Tan aficionado como éste al relato policial, y además autor de novela negra, un joven valenciano atisba en el perfil de un seguidor la posibilidad de convertir su trilogía en tetralogía, y con la inminencia de un argumento en la nuca se conecta casi automáticamente a una emisora de radio.
En la cual no se oirá hasta septiembre la voz de una locutora que ha estado cerca de perder su trabajo y ahora se nutre de energía en un hotel rural de Santander oyendo en el silencio de las montañas el eco de su propia voz dando una exclusiva.

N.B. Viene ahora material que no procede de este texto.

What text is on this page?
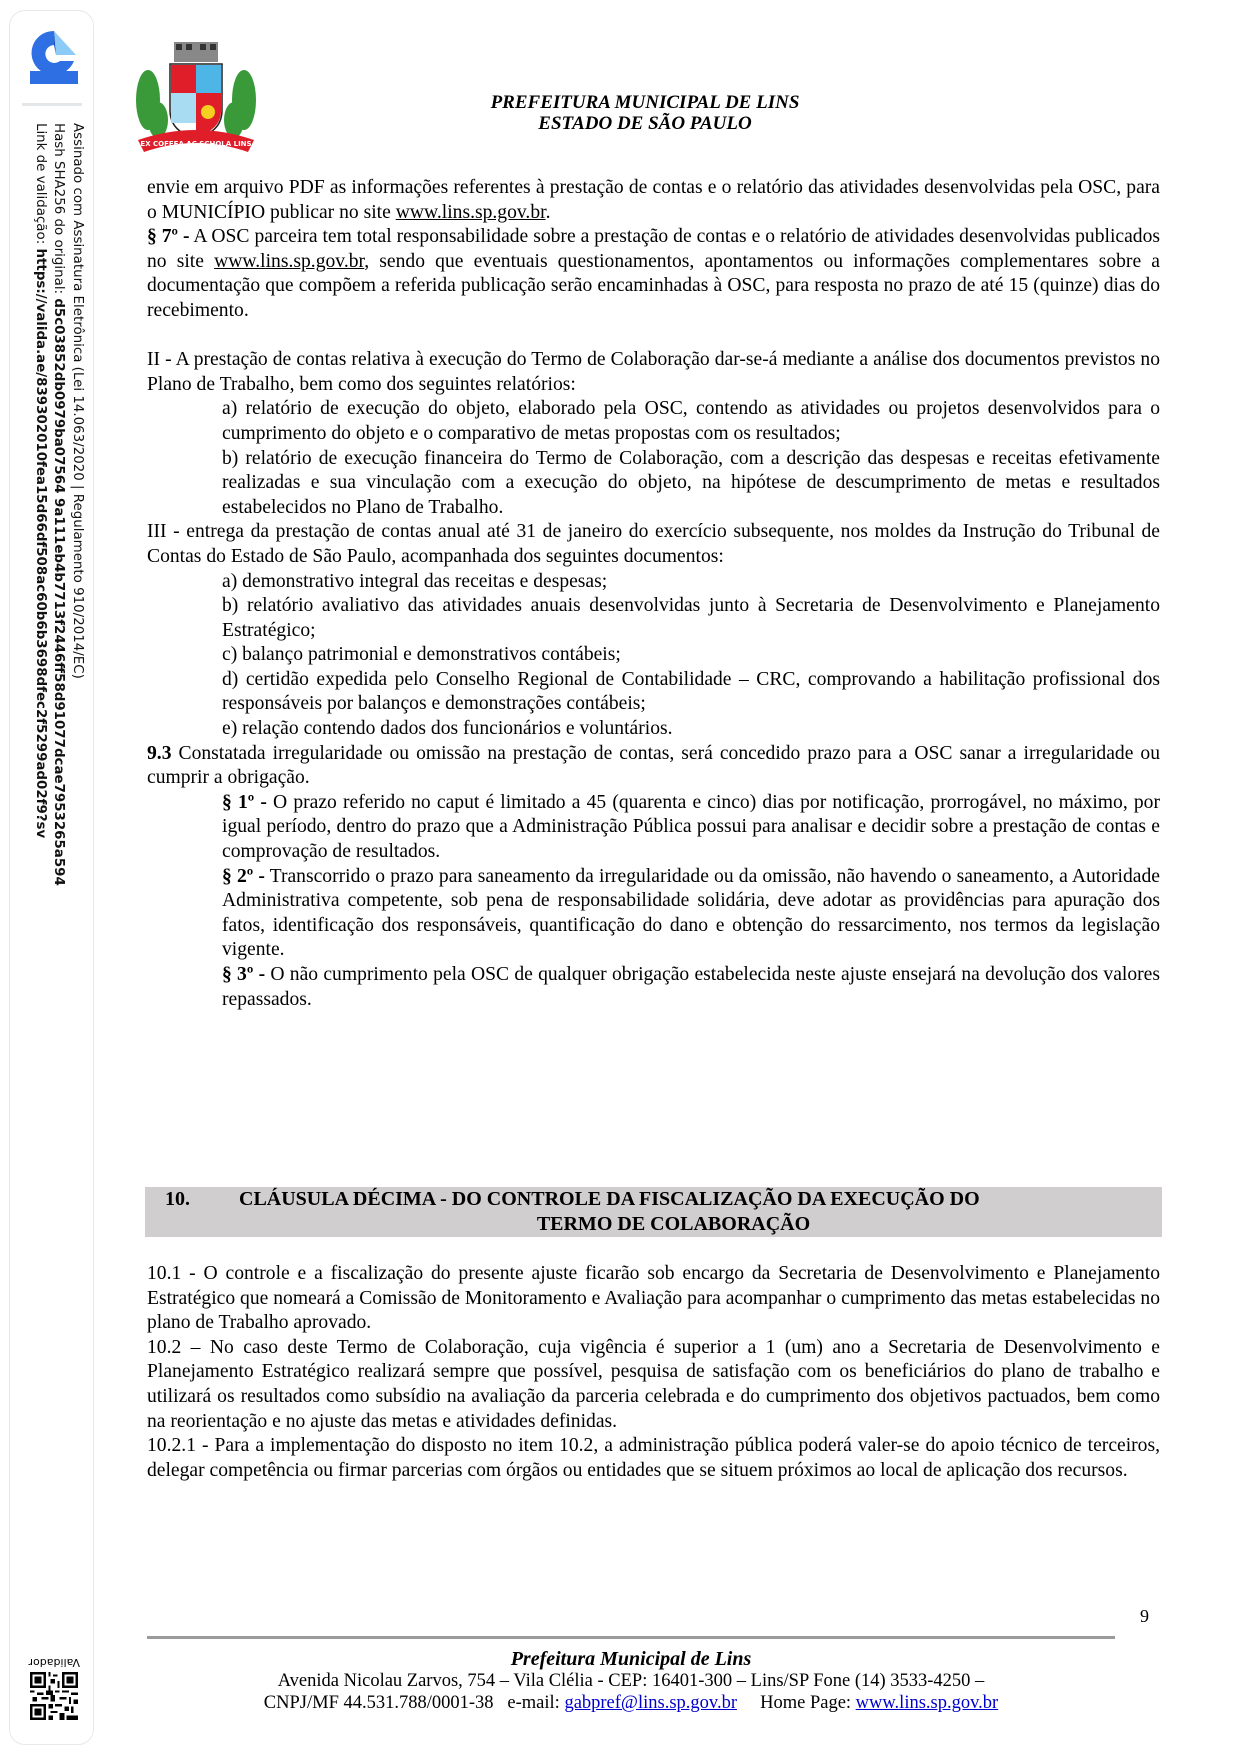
Assinado com Assinatura Eletrônica (Lei 14.063/2020 | Regulamento 910/2014/EC)
Hash SHA256 do original: d5c03852db0979ba07564 9a111eb4b7713f2446ff58d91077dcae7953265a594
Link de validação: https://valida.ae/839302010fea15d66df508ac60b6b3698dfec2f5299ad02f9?sv
Validador
EX COFFEA AC SCHOLA LINS
PREFEITURA MUNICIPAL DE LINS
ESTADO DE SÃO PAULO

envie em arquivo PDF as informações referentes à prestação de contas e o relatório das atividades desenvolvidas pela OSC, para o MUNICÍPIO publicar no site www.lins.sp.gov.br.

§ 7º - A OSC parceira tem total responsabilidade sobre a prestação de contas e o relatório de atividades desenvolvidas publicados no site www.lins.sp.gov.br, sendo que eventuais questionamentos, apontamentos ou informações complementares sobre a documentação que compõem a referida publicação serão encaminhadas à OSC, para resposta no prazo de até 15 (quinze) dias do recebimento.

II - A prestação de contas relativa à execução do Termo de Colaboração dar-se-á mediante a análise dos documentos previstos no Plano de Trabalho, bem como dos seguintes relatórios:

a) relatório de execução do objeto, elaborado pela OSC, contendo as atividades ou projetos desenvolvidos para o cumprimento do objeto e o comparativo de metas propostas com os resultados;

b) relatório de execução financeira do Termo de Colaboração, com a descrição das despesas e receitas efetivamente realizadas e sua vinculação com a execução do objeto, na hipótese de descumprimento de metas e resultados estabelecidos no Plano de Trabalho.

III - entrega da prestação de contas anual até 31 de janeiro do exercício subsequente, nos moldes da Instrução do Tribunal de Contas do Estado de São Paulo, acompanhada dos seguintes documentos:

a) demonstrativo integral das receitas e despesas;

b) relatório avaliativo das atividades anuais desenvolvidas junto à Secretaria de Desenvolvimento e Planejamento Estratégico;

c) balanço patrimonial e demonstrativos contábeis;

d) certidão expedida pelo Conselho Regional de Contabilidade – CRC, comprovando a habilitação profissional dos responsáveis por balanços e demonstrações contábeis;

e) relação contendo dados dos funcionários e voluntários.

9.3 Constatada irregularidade ou omissão na prestação de contas, será concedido prazo para a OSC sanar a irregularidade ou cumprir a obrigação.

§ 1º - O prazo referido no caput é limitado a 45 (quarenta e cinco) dias por notificação, prorrogável, no máximo, por igual período, dentro do prazo que a Administração Pública possui para analisar e decidir sobre a prestação de contas e comprovação de resultados.

§ 2º - Transcorrido o prazo para saneamento da irregularidade ou da omissão, não havendo o saneamento, a Autoridade Administrativa competente, sob pena de responsabilidade solidária, deve adotar as providências para apuração dos fatos, identificação dos responsáveis, quantificação do dano e obtenção do ressarcimento, nos termos da legislação vigente.

§ 3º - O não cumprimento pela OSC de qualquer obrigação estabelecida neste ajuste ensejará na devolução dos valores repassados.

10.	CLÁUSULA DÉCIMA - DO CONTROLE DA FISCALIZAÇÃO DA EXECUÇÃO DO
TERMO DE COLABORAÇÃO

10.1 - O controle e a fiscalização do presente ajuste ficarão sob encargo da Secretaria de Desenvolvimento e Planejamento Estratégico que nomeará a Comissão de Monitoramento e Avaliação para acompanhar o cumprimento das metas estabelecidas no plano de Trabalho aprovado.

10.2 – No caso deste Termo de Colaboração, cuja vigência é superior a 1 (um) ano a Secretaria de Desenvolvimento e Planejamento Estratégico realizará sempre que possível, pesquisa de satisfação com os beneficiários do plano de trabalho e utilizará os resultados como subsídio na avaliação da parceria celebrada e do cumprimento dos objetivos pactuados, bem como na reorientação e no ajuste das metas e atividades definidas.

10.2.1 - Para a implementação do disposto no item 10.2, a administração pública poderá valer-se do apoio técnico de terceiros, delegar competência ou firmar parcerias com órgãos ou entidades que se situem próximos ao local de aplicação dos recursos.

9
Prefeitura Municipal de Lins
Avenida Nicolau Zarvos, 754 – Vila Clélia - CEP: 16401-300 – Lins/SP Fone (14) 3533-4250 –
CNPJ/MF 44.531.788/0001-38   e-mail: gabpref@lins.sp.gov.br     Home Page: www.lins.sp.gov.br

Todos ellos y algunos más –no demasiados- hoy oirán la misma canción de Billy Joel, “Escenas de un restaurante italiano”. Debido a su juventud, la mayoría lo harán por primera vez; otros la oirán sin escucharla, pero algún día volverán a oírla con la sensación inverosímil de reconocerla; solo dos de ellos la recordarán aunque llevan muchos años sin escucharla. Pero durante cinco minutos a todos los ha unido una inédita telepatía, una corriente de emociones más o menos intensas. Una chispa eléctrica en la corteza del cerebro o un cortocircuito de euforia.
Como si por unos metros las estrellas de sus futuros respectivos hubieran compartido la misma órbita en la noche sin fin. O como esos dos tímidos que en el metro cruzan unas miradas que hieren como espadas y en la próxima parada habrían empezado una nueva vida si alguno de ellos se hubiera atrevido a quejarse del calor que hace.
Enlazando los anillos de sus satélites.